Now, even if you take into account double scattering, which would give you a second factor of $\lambda^{-4}$, you'll still get $(\lambda^{-4})^2\exp(-d_\Sigma \lambda^{-4})$ where $d_\Sigma$ is the sum of distances traversed by the sunlight 1) before first scattering, 2) between first and second scatterings and 3) after second scattering until it got to you. This is even larger distance, and exponential function in the above mentioned expression, again, is much more selective by wavelength than the simple power in the factor it's multiplied by.

The result of this reddening, apart from the orange solar disk, is the phenomenon of Belt of Venus — the area of the sky on the opposite of the solar azimuth, which has purple-red color.

There's also a peculiarity of the Earth atmosphere that fools humans into thinking that the blue sky at day and blue sky at twilight have the same reason. Actually, if the atmosphere had no ozone, twilights also wouldn't even be as blue as they are. Beer-Lambert law would have much greater effect. On the Earth the twilight is blue because the sunlight, traveling in the upper parts of the atmosphere, gets absorbed in the red part of the spectrum by the Chappuis absorption band of ozone. If not the ozone layer, twilights would actually have sandy-brown color.

Answer 2

When you look at the sun overhead (not advisable) you see the white light from the sun with a little bit of the blue scattered horizontally. The blue sky is blue light scattered from sunbeams going elsewhere. When the sun is near your horizon, its light passes through a much greater distance of dense atmosphere, and most of the blue is lost from the beam to give other people a blue sky.

Answer 3

Considering 11 km as the thickness of the atmosphere that scatters the blue light, when the sun is just at the horizon, the length travelled by the sun light is:

$$l = \sqrt{(6371+11)^2 - 6371^2} = 374 km.$$

When that rays come to the place where we are looking at the horizon, much of the blue components were already scattered along the long journey through the atmosphere.

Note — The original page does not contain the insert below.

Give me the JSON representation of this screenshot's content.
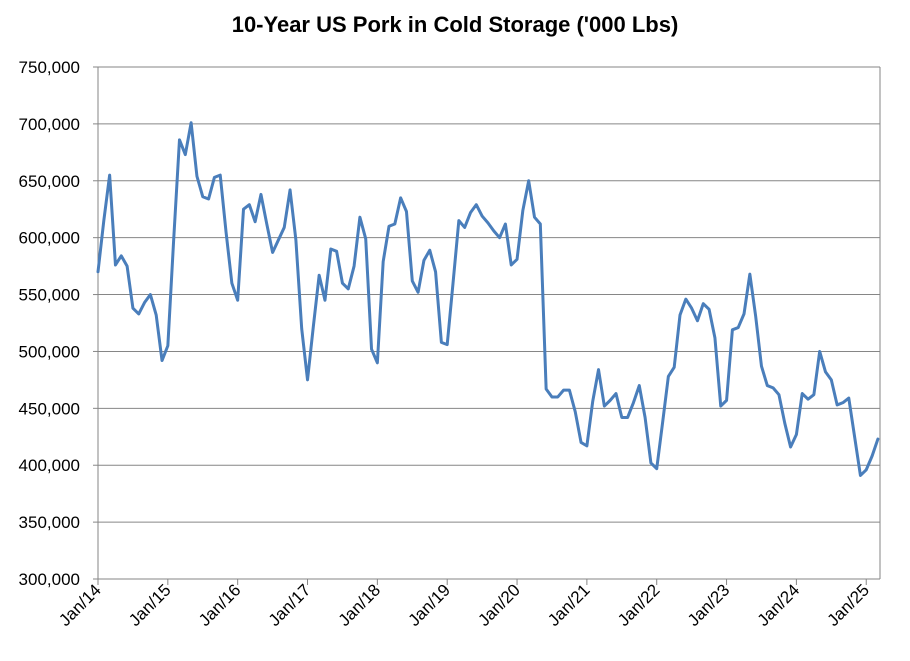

We see light deprived from bluish frequencies, what look reddish to our eyes.

Answer 4

The Rayleigh scattering cross-section from nitrogen molecules is around $1.6\times 10^{-30}$ m$^2$ at 400 nm (blue light). At sea level, there are about $2\times 10^{25}$ molecules per cubic metre. The mean free path of a blue photon is therefore 31 km. Since the Earth's atmosphere has a scale height of around 8 km, then the vast majority of photons travelling from the Sun at zenith, directly towards the ground, make it to sea level. Hence the colour of the Sun is changed very little when it is overhead.

It is also the case that because the mean free path of a blue photon is greater than the atmospheric scale height, that most photons that are scattered, are only scattered once before reaching the ground, because the location where they are scattered is closer than their mean free path to the observer.

On the contrary, when we look towards the horizon, the path length through the atmosphere is drastically increased. When the Sun is 5 degrees above the horizon (about 20-30 minutes before sunset) the "airmass" that photons must pass through is increased by a factor of 10. So now there are roughly 3 mean free paths of nitrogen in the way of direct photons from the Sun and there is therefore almost no chance of a blue photon traversing this without being scattered. Further, any blue photons that are scattered through a small angle are also unlikely to make it to the observer, because they will be multiply scattered. The result is that blue photons are almost absent from a direct line towards the Sun.